I was so excited about maternity leave. It was going to consist of non-stop baby cuddles. Followed by countless visits from friends and family, and as much basketball as humanly possible. Maize was going to visit the mall and become an honorary mall walker. When the mall got boring, then we’d be off to the gym to help mommy start getting her body back. Of course, there would be hard sleepless nights, but the days I got to show my new beautiful baby girl, the world would be worth it.
But as y’all know, that’s not how it is going. March madness-canceled, baseball-postponed, the Olympics-cancelled. Malls-closed, gyms-closed, visitors-forbidden. Everything I pictured changed. Now I recognize I sound like a whiny bitch, trust me I get it. I’ve written and deleted this post so many times I’ve lost count. I just have so many feelings I can’t even process them.
- Thankful – for health, for uninterrupted time with Maize, for a home to shelter us and food to nourish us. For Shaine, his support, and his ability to still provide an income for us. Thankful for the advances in technology, which is making this social distancing slightly more tolerable.
- Guilt – because I’m sad and lonely even though I am holding my beautiful baby girl I longed for. Guilt because I am not at the hospital on the frontlines with all my co-workers. Guilt for even thinking about going back to work when I was given twelve precious weeks to stay home and love on Maize.
- Anger – because so many things are out of my control. Anger that I keep having to fill out postpartum surveys to screen for postpartum depression, only to be told in the same sentence that it’s essential to ask for help, to accept help, but I can’t do either. Anger that I’ve preached how it takes a village to raise a child, but we are being forced to do this alone, out of respect for health. Anger that my circle, the community, are missing out on meeting my beautiful little girl. Anger that my job search has been put on hold due to all hiring coming to a halt because of COVID. Anger that there is no finish line, no end in sight.

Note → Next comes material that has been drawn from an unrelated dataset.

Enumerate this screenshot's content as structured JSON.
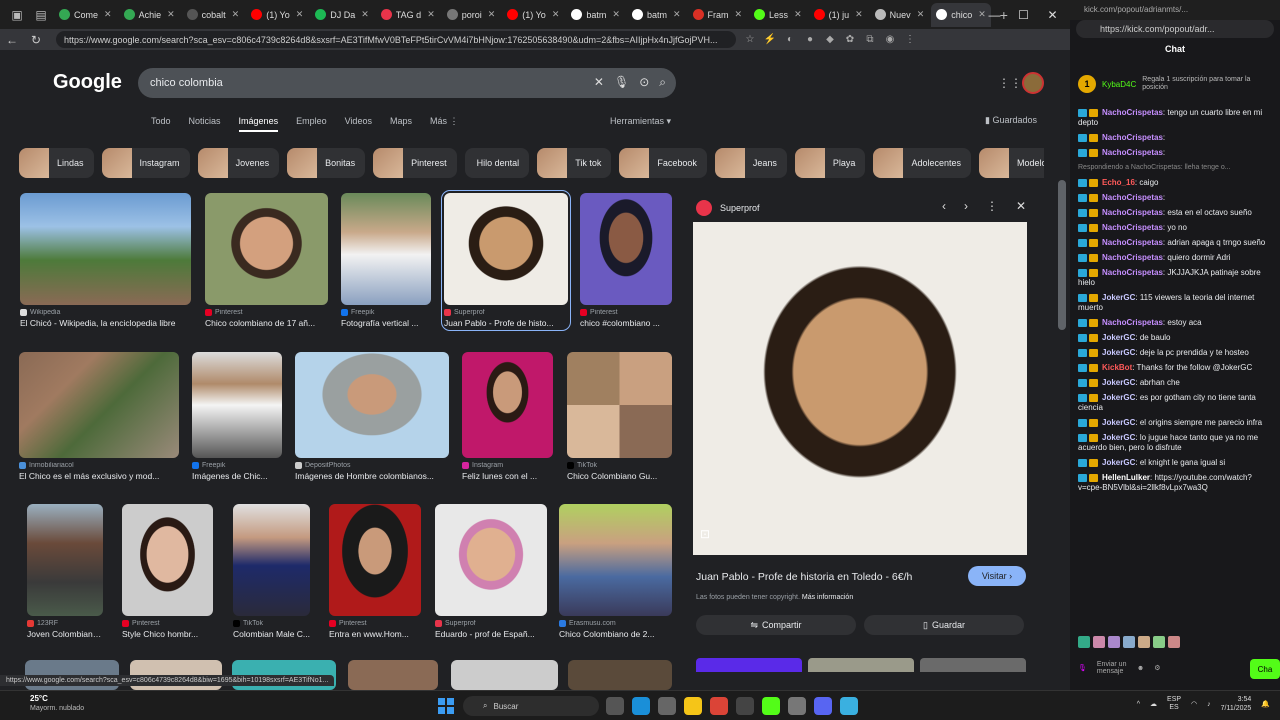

- Sadness – that I feel any of these emotions. Sadness that my friends, family, and coworkers are getting dressed each day and making sacrifices to help in interest of the greater good, yet here I am feeling sorry for myself
- Loneliness- needs little explanation. I thrive off social interactions, adult conversations, staying busy, and all of those things are non-existential. The dread of Shaine going to work early in the morning just to return late at night. Maize is many things, but a good conversationalist is not one.

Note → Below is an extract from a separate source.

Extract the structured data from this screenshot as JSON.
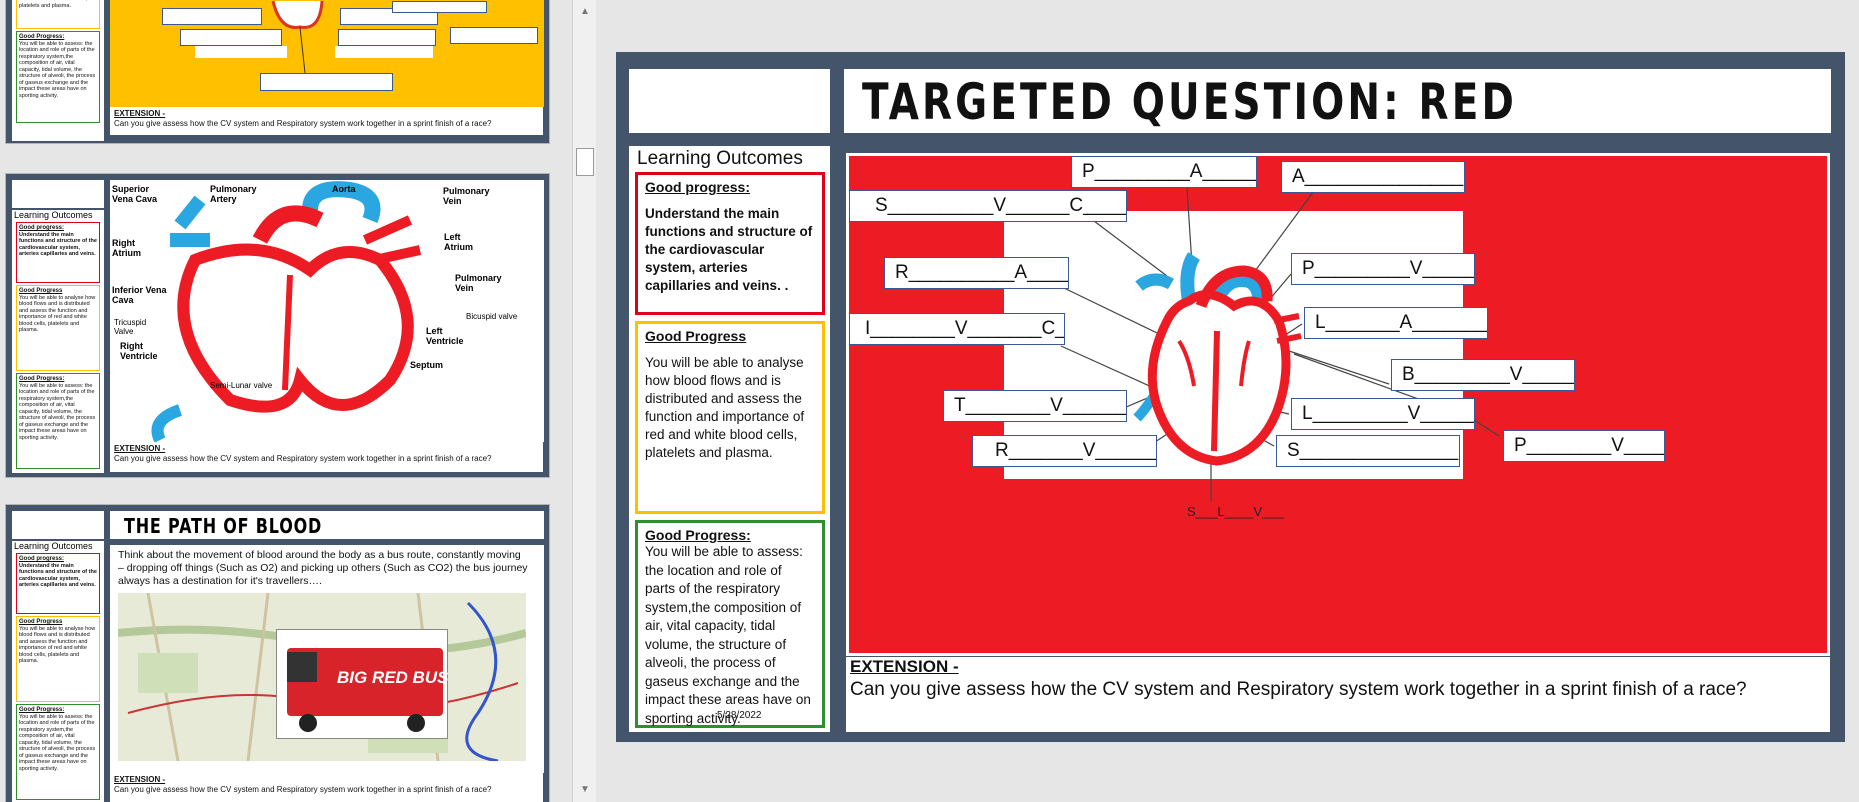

- Grateful- for what I do have even when all the negatives cloud it. For the job, I have waiting for me that provides a good income, good friends, and mediocre benefits ;).
Take all that and then add in hormones, fear, sleep deprivation is a recipe for disaster. Today I went for my postpartum appointment, and I, for the first time, had to admit that I have some postpartum depression. Saying those words out loud made me cry. I always thought postpartum depression was when you wanted to hurt yourself or shake your baby, I am neither of those, actually the farthest thing from them. I honestly have everything I’ve ever wanted, yet here I am, sad and lonely. I attribute most of it is related to COVID and the lack of human interaction and social isolation, but it doesn’t change how I feel. The crazy part is I doubt I’m alone in this. Most of you reading this can probably relate to me in so many ways, even if you didn’t just have a baby.
The hardest part for me is knowing there is no end in sight. I have no idea when Maize gets to see her grandparents again. If we have to cancel our Memorial Day trip, we’ve been looking forward to it for almost six months. Will trips to the lake be possible this year? Or is this our new normal? Will I ever be able to turn on my TV, or scroll social media when every other post isn’t about COVID-19? There are so many frustrations, questions, and fear.
No one has answers. Does this suck, abso-fucking-lutely! Are we allowed to have bad days? Is it ok to cry, to get angry, to moron the loss of friends, family, trips, other important celebrations? Dear God, I hope so. Every day, almost every hour, my emotions change. I’m continually battling myself on whether I stay put and sacrificing my mental health or do I risk my physical health in hopes of boosting my mood, like my emotions that answer changes every single day.
What I do know is I hope I (we) can look back in three months, a year or five years, and be proud of what we accomplished. That we were able to suffer through one of the hardest times, in doing so we were able to keep ourselves, children, parents, neighbors, friends, co-workers, and community safe. I hope we can appreciate the little things we took for granted, and we can remember the extra effort we put in to connect as people.
And lastly, I hope this shit ends soon because I miss the world and all its beauty.